Once you define a static function foo within a translation unit, foo refers to that function for the rest of the translation unit, except that it can be hidden by a non-function (such as an object or type definition) named foo for part of the translation unit. It will not link to an external function named foo.

By tinkering with declarations as explained below, an identifier could in theory refer to a function from another translation unit after a static declaration of the same name in this translation unit. Unfortunately, the behavior is not defined by the C standard, due to C 2018 6.2.2 7:

If, within a translation unit, the same identifier appears with both internal and external linkage, the behavior is undefined.
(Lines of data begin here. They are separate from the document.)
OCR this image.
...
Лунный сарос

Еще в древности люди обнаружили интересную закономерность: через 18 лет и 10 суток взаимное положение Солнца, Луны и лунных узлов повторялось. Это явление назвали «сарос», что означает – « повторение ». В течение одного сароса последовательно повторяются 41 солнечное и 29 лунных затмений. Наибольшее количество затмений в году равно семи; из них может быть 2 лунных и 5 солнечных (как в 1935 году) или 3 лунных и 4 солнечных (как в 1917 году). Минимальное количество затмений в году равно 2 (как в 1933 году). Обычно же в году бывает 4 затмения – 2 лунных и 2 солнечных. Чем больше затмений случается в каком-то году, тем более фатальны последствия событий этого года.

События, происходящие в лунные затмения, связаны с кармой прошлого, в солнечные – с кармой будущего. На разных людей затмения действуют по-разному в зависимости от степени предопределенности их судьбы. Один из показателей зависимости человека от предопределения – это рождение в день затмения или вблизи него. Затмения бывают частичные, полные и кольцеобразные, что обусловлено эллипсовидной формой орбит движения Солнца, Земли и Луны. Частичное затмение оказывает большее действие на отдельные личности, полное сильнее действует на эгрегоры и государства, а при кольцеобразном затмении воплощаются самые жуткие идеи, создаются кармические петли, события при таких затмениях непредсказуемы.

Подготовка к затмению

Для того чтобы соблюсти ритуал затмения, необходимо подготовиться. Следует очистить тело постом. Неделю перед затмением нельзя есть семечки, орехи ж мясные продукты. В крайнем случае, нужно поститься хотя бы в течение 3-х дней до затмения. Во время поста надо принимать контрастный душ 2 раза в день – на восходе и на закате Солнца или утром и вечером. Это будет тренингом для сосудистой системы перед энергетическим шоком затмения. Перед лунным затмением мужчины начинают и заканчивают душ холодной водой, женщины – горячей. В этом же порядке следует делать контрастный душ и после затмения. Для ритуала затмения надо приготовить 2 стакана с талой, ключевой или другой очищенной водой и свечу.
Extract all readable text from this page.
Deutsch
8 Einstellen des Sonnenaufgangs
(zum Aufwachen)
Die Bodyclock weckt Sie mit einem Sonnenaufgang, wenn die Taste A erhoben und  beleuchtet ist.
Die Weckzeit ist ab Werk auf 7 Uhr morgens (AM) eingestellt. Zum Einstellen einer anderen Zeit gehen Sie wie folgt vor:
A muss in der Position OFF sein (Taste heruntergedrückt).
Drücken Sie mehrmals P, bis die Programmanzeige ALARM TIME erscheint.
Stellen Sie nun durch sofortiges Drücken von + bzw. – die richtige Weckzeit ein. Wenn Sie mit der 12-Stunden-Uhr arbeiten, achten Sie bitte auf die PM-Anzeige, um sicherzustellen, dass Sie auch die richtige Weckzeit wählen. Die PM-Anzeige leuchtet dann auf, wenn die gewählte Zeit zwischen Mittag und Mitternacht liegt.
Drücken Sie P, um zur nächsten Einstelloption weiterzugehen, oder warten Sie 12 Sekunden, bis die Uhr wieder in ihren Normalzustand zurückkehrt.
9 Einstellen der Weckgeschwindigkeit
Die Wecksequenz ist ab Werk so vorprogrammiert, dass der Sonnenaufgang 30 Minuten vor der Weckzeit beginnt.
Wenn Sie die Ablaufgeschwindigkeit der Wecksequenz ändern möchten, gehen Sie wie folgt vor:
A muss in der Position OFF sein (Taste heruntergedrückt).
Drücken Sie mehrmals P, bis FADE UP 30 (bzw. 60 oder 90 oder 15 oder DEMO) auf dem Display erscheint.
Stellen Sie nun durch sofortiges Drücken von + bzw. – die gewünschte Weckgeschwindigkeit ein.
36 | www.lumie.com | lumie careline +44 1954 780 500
That means you cannot rely on the C standard alone to ensure this behavior, but a C implementation could define it as an extension.

Details

These questions are answered by C’s rules for scope and linkage.

Suppose in File1.c we have a static definition of a function:

static int foo(int x) { return x*x; }

Since the identifier foo is declared outside of any function, it has file scope (C 2018 6.2.1 4). This means the identifier foo is visible and designates this function definition for the remainder of File1.c. Also, since static was used, it has internal linkage (6.2.2 3).

There is an exception to the scope. For scopes inside other scopes, such as the block { … } that defines a function inside a file or a block inside a block, a declaration of the same identifier can hide the outer declaration. So let’s consider redeclaring foo inside a block.

In order to refer to a foo defined outside of File1.c, we would need to declare foo with external linkage, so that this new foo can be linked to the externally defined foo. Is there a way to do that in C?

If we try to declare extern int foo(int x); inside a block, then 6.2.2 4 applies:

For an identifier declared with the storage-class specifier extern in a scope in which a prior declaration of that identifier is visible, if the prior declaration specifies internal or external linkage, the linkage of the identifier at the later declaration is the same as the linkage specified at the prior declaration.

So this declaration would merely redeclare the same foo.

If we declare it without extern, using int foo(int x);, 6.2.2 5 applies:

If the declaration of an identifier for a function has no storage-class specifier, its linkage is determined exactly as if it were declared with the storage-class specifier extern.

So, it seems like we cannot declare a different foo with or without extern. But, wait, we have one more trick. We can make the prior declaration that specifies internal or external linkage invisible by hiding it with a declaration with no linkage. To get a declaration with no linkage, we can declare an object (rather than a function) without extern:

#include <stdio.h>

static int foo(int x) { return x*x; }

void bar(void)
{
    int foo; // Not used except to hide the function foo.
    {
        extern int foo(int x);
        printf("%d\n", foo(3));
    }
}

Since, where extern int foo(int x); appears, the prior declaration of foo with internal linkage is not visible, that first condition in 6.2.2 4 quoted above does not apply, and the remainder of 6.2.2 4 does:

If no prior declaration is visible, or if the prior declaration specifies no linkage, then the identifier has external linkage.

This is “legal” C code. Unfortunately, it is undefined by 6.2.2 7:

If, within a translation unit, the same identifier appears with both internal and external linkage, the behavior is undefined.


does that mean that internal calling of Foo function in File1.c is always resolved during compilation?

Not necessarily. For the most part, the language itself does not care HOW its rules are enforced, just that they are enforced in the first place.

We can check how a given toolchain (in my case linux/gcc) chooses to do it with a quick test:

Starting from a a simple file (test.c):

#include <stdio.h>

static void foo() {
    printf("hello");
}

void bar() {
    foo();
}

And then compile and inspect the resulting object file:

gcc -c -o test.o test.cpp
nm test.o

0000000000000018 T bar
0000000000000000 t foo
                 U _GLOBAL_OFFSET_TABLE_
                 U printf

We see that both foo() and bar() are in the symbol table, but with different flags.

We can also look at the assembly:

objdump -d test.o

0000000000000018 <bar>:
  18:   55                      push   %rbp
  19:   48 89 e5                mov    %rsp,%rbp
  1c:   b8 00 00 00 00          mov    $0x0,%eax
  21:   e8 da ff ff ff          callq  0 <foo>
  26:   90                      nop
  27:   5d                      pop    %rbp
  28:   c3                      retq  

And see that the call to foo is yet unlinked (pointing to the 0 placeholder). So we can say with confidence that the resolving can and does happen at link time in this instance.

Are there cases where Foo calling in File1.c can be linked to the global Foo function of File2.c?

That's a straight no. It might be possible to make that happen through hacky magic or undefined behavior, but in a normal project, you should be confident it never happens.